O'BRIEN: Did you write this book hoping to reach them in some way?

WALKER: Oh, I think I will. I think the fathers who are usually so mad at me for one reason or another will wonder what I'm talking about now, and they will want to know. And I hope that they understand that I am standing with them as they stand with their daughters.

O'BRIEN: Now another theme which you deal with in your work are race relations. Do you address that in this book?

WALKER: Well, of course, because we live in a culture in which we are all racially co-existing if not mixed, and in my case, I do both. I'm mixed and I'm living in a culture in which it is easy to see that we must all figure out some way to save what is left of the United States and the continent that we're on, and also the planet.

O'BRIEN: Are you pessimistic about race relations, in general?

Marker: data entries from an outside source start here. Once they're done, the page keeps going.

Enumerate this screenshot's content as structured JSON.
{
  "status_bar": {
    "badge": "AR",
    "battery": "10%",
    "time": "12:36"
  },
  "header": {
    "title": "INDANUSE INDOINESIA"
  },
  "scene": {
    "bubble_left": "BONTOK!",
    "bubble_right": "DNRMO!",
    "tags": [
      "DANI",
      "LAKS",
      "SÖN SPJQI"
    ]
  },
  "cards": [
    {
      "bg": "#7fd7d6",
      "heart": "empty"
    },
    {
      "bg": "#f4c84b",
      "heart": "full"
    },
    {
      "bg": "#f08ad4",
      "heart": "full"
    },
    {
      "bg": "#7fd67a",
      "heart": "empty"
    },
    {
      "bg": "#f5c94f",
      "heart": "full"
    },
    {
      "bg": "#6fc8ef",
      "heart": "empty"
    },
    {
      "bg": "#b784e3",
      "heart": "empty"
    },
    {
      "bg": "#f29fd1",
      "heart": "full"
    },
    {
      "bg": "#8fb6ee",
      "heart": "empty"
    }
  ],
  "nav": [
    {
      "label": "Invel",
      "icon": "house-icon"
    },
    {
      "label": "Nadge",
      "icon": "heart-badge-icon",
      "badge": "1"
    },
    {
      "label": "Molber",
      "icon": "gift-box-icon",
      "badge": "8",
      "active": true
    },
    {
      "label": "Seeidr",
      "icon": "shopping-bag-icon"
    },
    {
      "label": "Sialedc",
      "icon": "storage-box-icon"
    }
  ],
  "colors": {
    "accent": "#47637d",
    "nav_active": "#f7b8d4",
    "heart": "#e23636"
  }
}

WALKER: I think it's not that important. I think it's more important, really, to find ancient and new ways to live on the planet so that we can all live. You know, one race will not be a survivor if the other one dies, and that's something that we should think about.

O'BRIEN: Ancient and new ways; explain that.

WALKER: Well, I think indigenous peoples have ways of living on the Earth that they've had forever. And they've been overrun by organized religion, which has had a lot of money and power.

And their views have not been heard and I think that we should try to imagine them. We should try to revive them, we should try to learn from some of the cultures that this world, this Western world, has destroyed. There's a lot of wisdom to be gained.

O'BRIEN: We always like to ask our authors what they're reading. What's on your list right now?

WALKER: Well, I'm actually reading a wonderful book by a West African whose name is Malidoma Patrice Some and his first book is called "Of Water and the Spirit," and I recommend it really highly because he's bringing a lot of indigenous African wisdom to the West for the first time, and it's very healthy for us.

O'BRIEN: And is that available in book stores for folks, if they're interested?

WALKER: Oh, I think so. I think it should be in all book stores and his new book is called, "The Healing Wisdom Of Africa," and it's something that I find very healing for myself and I think other people will too.

O'BRIEN: Can you tell us about your next project?

WALKER: You know I never talk about my next project. Basically I'm interested in going home now.

O'BRIEN: All right, enjoy the rest and the break. Alice Walker, pleasure to see you on CNN Sunday Morning.